During the proceedings on Thursday, the court had also issued arrest warrants against the accused persons who were not present for the Vyapam case hearing, including politically influential Ajay Goenka and Suresh Vijaywargiya, while it granted bail to 15 other accused, who had appeared before the court on the condition that they furnish bail bonds of Rs 1 lakh.
The four former Vyapam officials named in the PMT 2012 chargesheet by the CBI are then director Pankaj Trivedi, former system analysts Nitin Mohindra, Ajay Kumar Sen and CK Mishra. With the exception of Trivedi, the agency had named the others in its PMT 2013 chargesheet too.
A CBI spokesperson said about the agency’s investigation in the PMT 2012 case: “When we took over the investigation of this case, 145 accused persons were either unidentified or untraced. Majority of such accused persons were Solver candidates who in connivance with accused middlemen had given wrong addresses on their application forms and were thus, not traceable.”
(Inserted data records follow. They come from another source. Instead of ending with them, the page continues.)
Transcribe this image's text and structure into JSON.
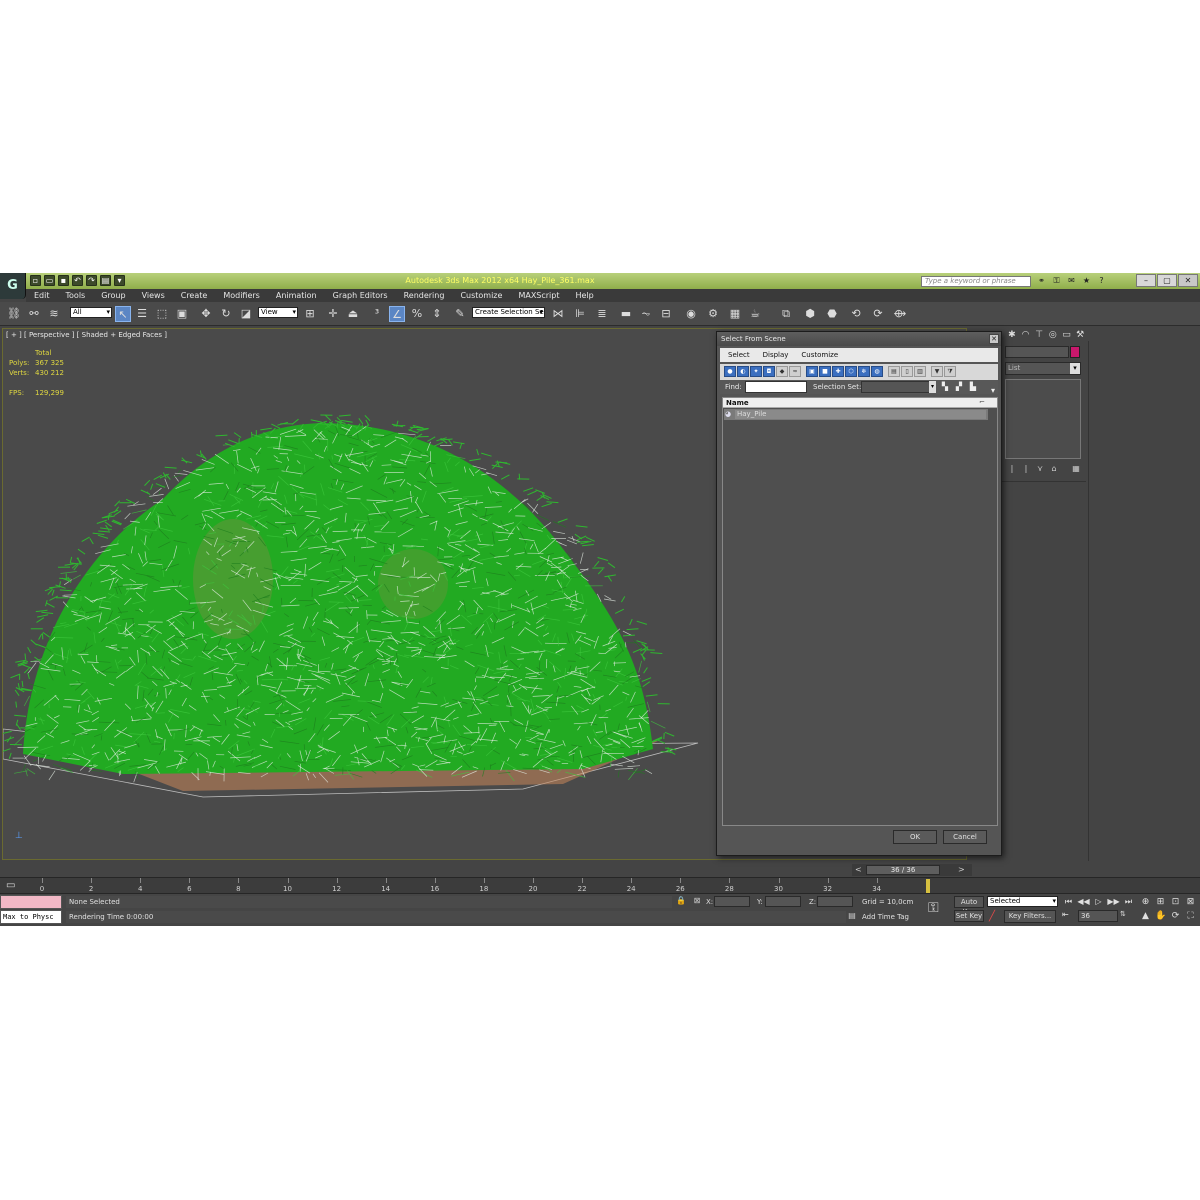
{
  "titlebar": {
    "title": "Autodesk 3ds Max  2012 x64      Hay_Pile_361.max",
    "search_placeholder": "Type a keyword or phrase",
    "logo": "3ds-max-logo-icon",
    "quick_access_icons": [
      "new-icon",
      "open-icon",
      "save-icon",
      "undo-icon",
      "redo-icon",
      "project-folder-icon",
      "dropdown-icon"
    ],
    "info_icons": [
      "binoculars-icon",
      "subscription-icon",
      "communication-icon",
      "favorites-icon",
      "help-icon"
    ],
    "window_controls": [
      "minimize",
      "maximize",
      "close"
    ]
  },
  "menu": {
    "items": [
      "Edit",
      "Tools",
      "Group",
      "Views",
      "Create",
      "Modifiers",
      "Animation",
      "Graph Editors",
      "Rendering",
      "Customize",
      "MAXScript",
      "Help"
    ]
  },
  "toolbar": {
    "selection_filter": "All",
    "ref_coord": "View",
    "named_selection": "Create Selection Se"
  },
  "viewport": {
    "label": "[ + ] [ Perspective ] [ Shaded + Edged Faces ]",
    "stats": {
      "header": "Total",
      "polys_label": "Polys:",
      "polys_value": "367 325",
      "verts_label": "Verts:",
      "verts_value": "430 212",
      "fps_label": "FPS:",
      "fps_value": "129,299"
    },
    "hay_color": "#22aa22",
    "ground_color": "#c8875a"
  },
  "command_panel": {
    "modifier_list": "List",
    "object_color": "#c8186c"
  },
  "dialog": {
    "title": "Select From Scene",
    "menu": [
      "Select",
      "Display",
      "Customize"
    ],
    "find_label": "Find:",
    "selection_set_label": "Selection Set:",
    "column_header": "Name",
    "items": [
      "Hay_Pile"
    ],
    "ok_label": "OK",
    "cancel_label": "Cancel"
  },
  "timeline": {
    "current_frame": 36,
    "total_frames": 36,
    "slider_label": "36 / 36",
    "ticks": [
      "0",
      "2",
      "4",
      "6",
      "8",
      "10",
      "12",
      "14",
      "16",
      "18",
      "20",
      "22",
      "24",
      "26",
      "28",
      "30",
      "32",
      "34"
    ]
  },
  "status": {
    "maxscript_text": "Max to Physc",
    "prompt": "None Selected",
    "status_line": "Rendering Time  0:00:00",
    "x_label": "X:",
    "y_label": "Y:",
    "z_label": "Z:",
    "grid": "Grid = 10,0cm",
    "add_time_tag": "Add Time Tag",
    "auto_key": "Auto Key",
    "set_key": "Set Key",
    "key_mode": "Selected",
    "key_filters": "Key Filters...",
    "frame_value": "36"
  }
}
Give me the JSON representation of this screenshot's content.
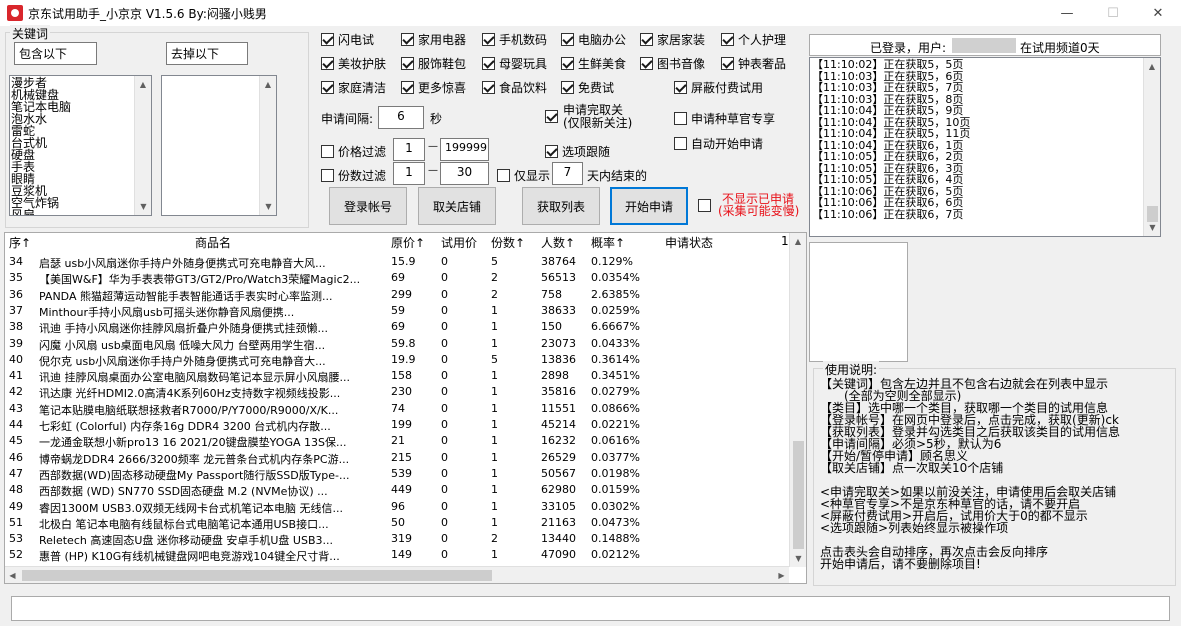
{
  "window": {
    "title": "京东试用助手_小京京  V1.5.6  By:闷骚小贱男",
    "minimize": "—",
    "maximize": "☐",
    "close": "✕"
  },
  "keywords": {
    "group_label": "关键词",
    "include_value": "包含以下",
    "exclude_value": "去掉以下",
    "include_items": [
      "漫步者",
      "机械键盘",
      "笔记本电脑",
      "泡水水",
      "雷蛇",
      "台式机",
      "硬盘",
      "手表",
      "眼睛",
      "豆浆机",
      "空气炸锅",
      "风扇"
    ],
    "exclude_items": []
  },
  "categories": [
    {
      "label": "闪电试",
      "checked": true
    },
    {
      "label": "家用电器",
      "checked": true
    },
    {
      "label": "手机数码",
      "checked": true
    },
    {
      "label": "电脑办公",
      "checked": true
    },
    {
      "label": "家居家装",
      "checked": true
    },
    {
      "label": "个人护理",
      "checked": true
    },
    {
      "label": "美妆护肤",
      "checked": true
    },
    {
      "label": "服饰鞋包",
      "checked": true
    },
    {
      "label": "母婴玩具",
      "checked": true
    },
    {
      "label": "生鲜美食",
      "checked": true
    },
    {
      "label": "图书音像",
      "checked": true
    },
    {
      "label": "钟表奢品",
      "checked": true
    },
    {
      "label": "家庭清洁",
      "checked": true
    },
    {
      "label": "更多惊喜",
      "checked": true
    },
    {
      "label": "食品饮料",
      "checked": true
    },
    {
      "label": "免费试",
      "checked": true
    },
    {
      "label": "屏蔽付费试用",
      "checked": true
    }
  ],
  "settings": {
    "interval_label": "申请间隔:",
    "interval_value": "6",
    "interval_unit": "秒",
    "auto_cancel_label_1": "申请完取关",
    "auto_cancel_label_2": "(仅限新关注)",
    "seed_label": "申请种草官专享",
    "auto_start_label": "自动开始申请",
    "price_filter_label": "价格过滤",
    "price_min": "1",
    "price_max": "199999",
    "dash": "—",
    "follow_label": "选项跟随",
    "count_filter_label": "份数过滤",
    "count_min": "1",
    "count_max": "30",
    "only_show_label": "仅显示",
    "days_value": "7",
    "days_suffix": "天内结束的",
    "hide_applied_1": "不显示已申请",
    "hide_applied_2": "(采集可能变慢)"
  },
  "buttons": {
    "login": "登录帐号",
    "unfollow": "取关店铺",
    "get_list": "获取列表",
    "start": "开始申请"
  },
  "status": {
    "logged_in": "已登录，用户:",
    "channel_label": "在试用频道0天"
  },
  "log_lines": [
    "【11:10:02】正在获取5，5页",
    "【11:10:03】正在获取5，6页",
    "【11:10:03】正在获取5，7页",
    "【11:10:03】正在获取5，8页",
    "【11:10:04】正在获取5，9页",
    "【11:10:04】正在获取5，10页",
    "【11:10:04】正在获取5，11页",
    "【11:10:04】正在获取6，1页",
    "【11:10:05】正在获取6，2页",
    "【11:10:05】正在获取6，3页",
    "【11:10:05】正在获取6，4页",
    "【11:10:06】正在获取6，5页",
    "【11:10:06】正在获取6，6页",
    "【11:10:06】正在获取6，7页"
  ],
  "table": {
    "headers": [
      "序↑",
      "商品名",
      "原价↑",
      "试用价",
      "份数↑",
      "人数↑",
      "概率↑",
      "申请状态",
      "1"
    ],
    "rows": [
      [
        "34",
        "启瑟 usb小风扇迷你手持户外随身便携式可充电静音大风...",
        "15.9",
        "0",
        "5",
        "38764",
        "0.129%"
      ],
      [
        "35",
        "【美国W&F】华为手表表带GT3/GT2/Pro/Watch3荣耀Magic2...",
        "69",
        "0",
        "2",
        "56513",
        "0.0354%"
      ],
      [
        "36",
        "PANDA 熊猫超薄运动智能手表智能通话手表实时心率监测...",
        "299",
        "0",
        "2",
        "758",
        "2.6385%"
      ],
      [
        "37",
        "Minthour手持小风扇usb可摇头迷你静音风扇便携...",
        "59",
        "0",
        "1",
        "38633",
        "0.0259%"
      ],
      [
        "38",
        "讯迪 手持小风扇迷你挂脖风扇折叠户外随身便携式挂颈懒...",
        "69",
        "0",
        "1",
        "150",
        "6.6667%"
      ],
      [
        "39",
        "闪魔 小风扇 usb桌面电风扇 低噪大风力 台壁两用学生宿...",
        "59.8",
        "0",
        "1",
        "23073",
        "0.0433%"
      ],
      [
        "40",
        "倪尔克 usb小风扇迷你手持户外随身便携式可充电静音大...",
        "19.9",
        "0",
        "5",
        "13836",
        "0.3614%"
      ],
      [
        "41",
        "讯迪 挂脖风扇桌面办公室电脑风扇数码笔记本显示屏小风扇腰...",
        "158",
        "0",
        "1",
        "2898",
        "0.3451%"
      ],
      [
        "42",
        "讯达康 光纤HDMI2.0高清4K系列60Hz支持数字视频线投影...",
        "230",
        "0",
        "1",
        "35816",
        "0.0279%"
      ],
      [
        "43",
        "笔记本贴膜电脑纸联想拯救者R7000/P/Y7000/R9000/X/K...",
        "74",
        "0",
        "1",
        "11551",
        "0.0866%"
      ],
      [
        "44",
        "七彩虹 (Colorful) 内存条16g DDR4 3200 台式机内存散...",
        "199",
        "0",
        "1",
        "45214",
        "0.0221%"
      ],
      [
        "45",
        "一龙通金联想小新pro13 16 2021/20键盘膜垫YOGA 13S保...",
        "21",
        "0",
        "1",
        "16232",
        "0.0616%"
      ],
      [
        "46",
        "博帝蜗龙DDR4 2666/3200频率 龙元普条台式机内存条PC游...",
        "215",
        "0",
        "1",
        "26529",
        "0.0377%"
      ],
      [
        "47",
        "西部数据(WD)固态移动硬盘My Passport随行版SSD版Type-...",
        "539",
        "0",
        "1",
        "50567",
        "0.0198%"
      ],
      [
        "48",
        "西部数据 (WD) SN770 SSD固态硬盘 M.2 (NVMe协议) ...",
        "449",
        "0",
        "1",
        "62980",
        "0.0159%"
      ],
      [
        "49",
        "睿因1300M USB3.0双频无线网卡台式机笔记本电脑 无线信...",
        "96",
        "0",
        "1",
        "33105",
        "0.0302%"
      ],
      [
        "51",
        "北极白 笔记本电脑有线鼠标台式电脑笔记本通用USB接口...",
        "50",
        "0",
        "1",
        "21163",
        "0.0473%"
      ],
      [
        "53",
        "Reletech 高速固态U盘 迷你移动硬盘 安卓手机U盘 USB3...",
        "319",
        "0",
        "2",
        "13440",
        "0.1488%"
      ],
      [
        "52",
        "惠普 (HP) K10G有线机械键盘网吧电竞游戏104键全尺寸背...",
        "149",
        "0",
        "1",
        "47090",
        "0.0212%"
      ]
    ]
  },
  "usage": {
    "title": "使用说明:",
    "lines": [
      "【关键词】包含左边并且不包含右边就会在列表中显示",
      "　　(全部为空则全部显示)",
      "【类目】选中哪一个类目，获取哪一个类目的试用信息",
      "【登录帐号】在网页中登录后，点击完成，获取(更新)ck",
      "【获取列表】登录并勾选类目之后获取该类目的试用信息",
      "【申请间隔】必须>5秒，默认为6",
      "【开始/暂停申请】顾名思义",
      "【取关店铺】点一次取关10个店铺",
      "",
      "<申请完取关>如果以前没关注，申请使用后会取关店铺",
      "<种草官专享>不是京东种草官的话，请不要开启",
      "<屏蔽付费试用>开启后，试用价大于0的都不显示",
      "<选项跟随>列表始终显示被操作项",
      "",
      "点击表头会自动排序，再次点击会反向排序",
      "开始申请后，请不要删除项目!"
    ]
  },
  "colors": {
    "accent": "#0078d7",
    "warning": "#e8121a"
  }
}
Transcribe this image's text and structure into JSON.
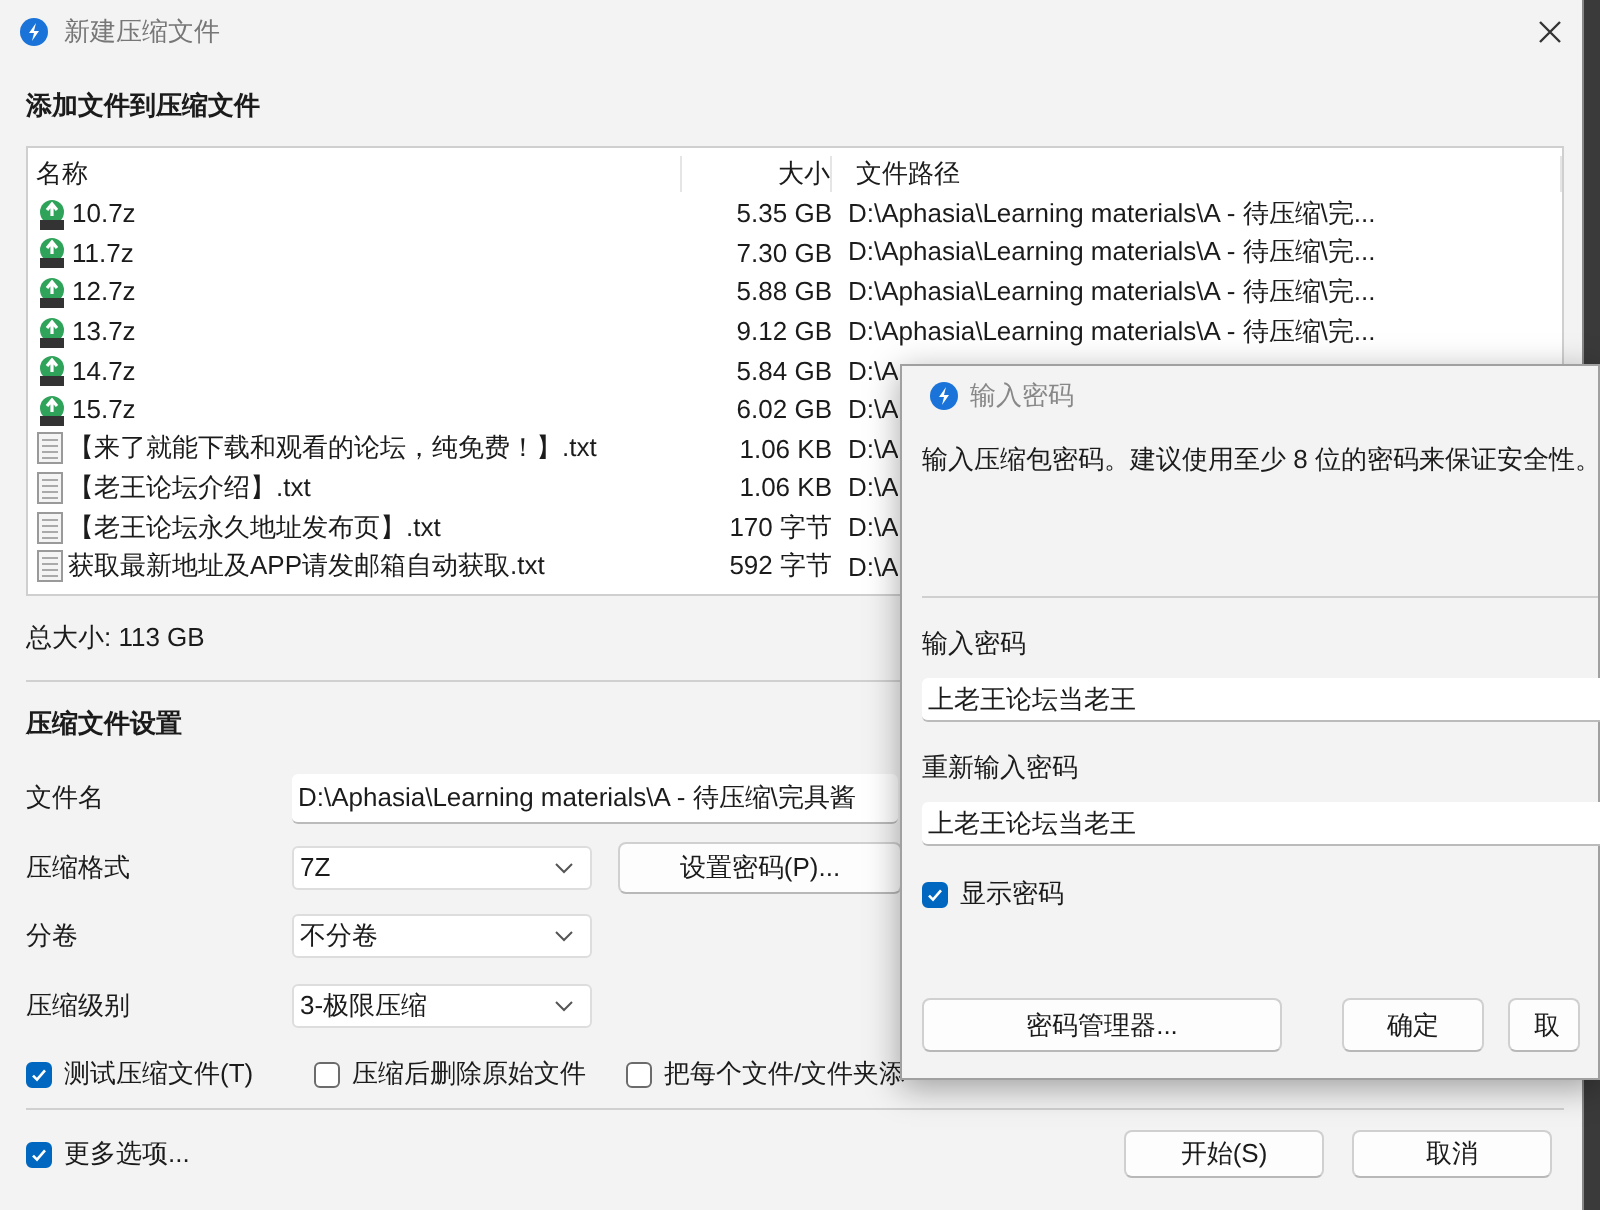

The spokesperson added: “CBI used various techniques to identify these accused persons. During the course of investigation, CBI had discerned that these Solver candidates were amongst the medical college students or bright medical aspirants taking coaching in the States of MP, UP, Bihar, Delhi, Rajasthan, Jharkhand, West Bengal and Maharashtra. Painstakingly, CBI collected pertinent details of students of various medical colleges and coaching institutes spread all over these States, and succeeded in preparing a database of more than 10 lakh (approx) such students.”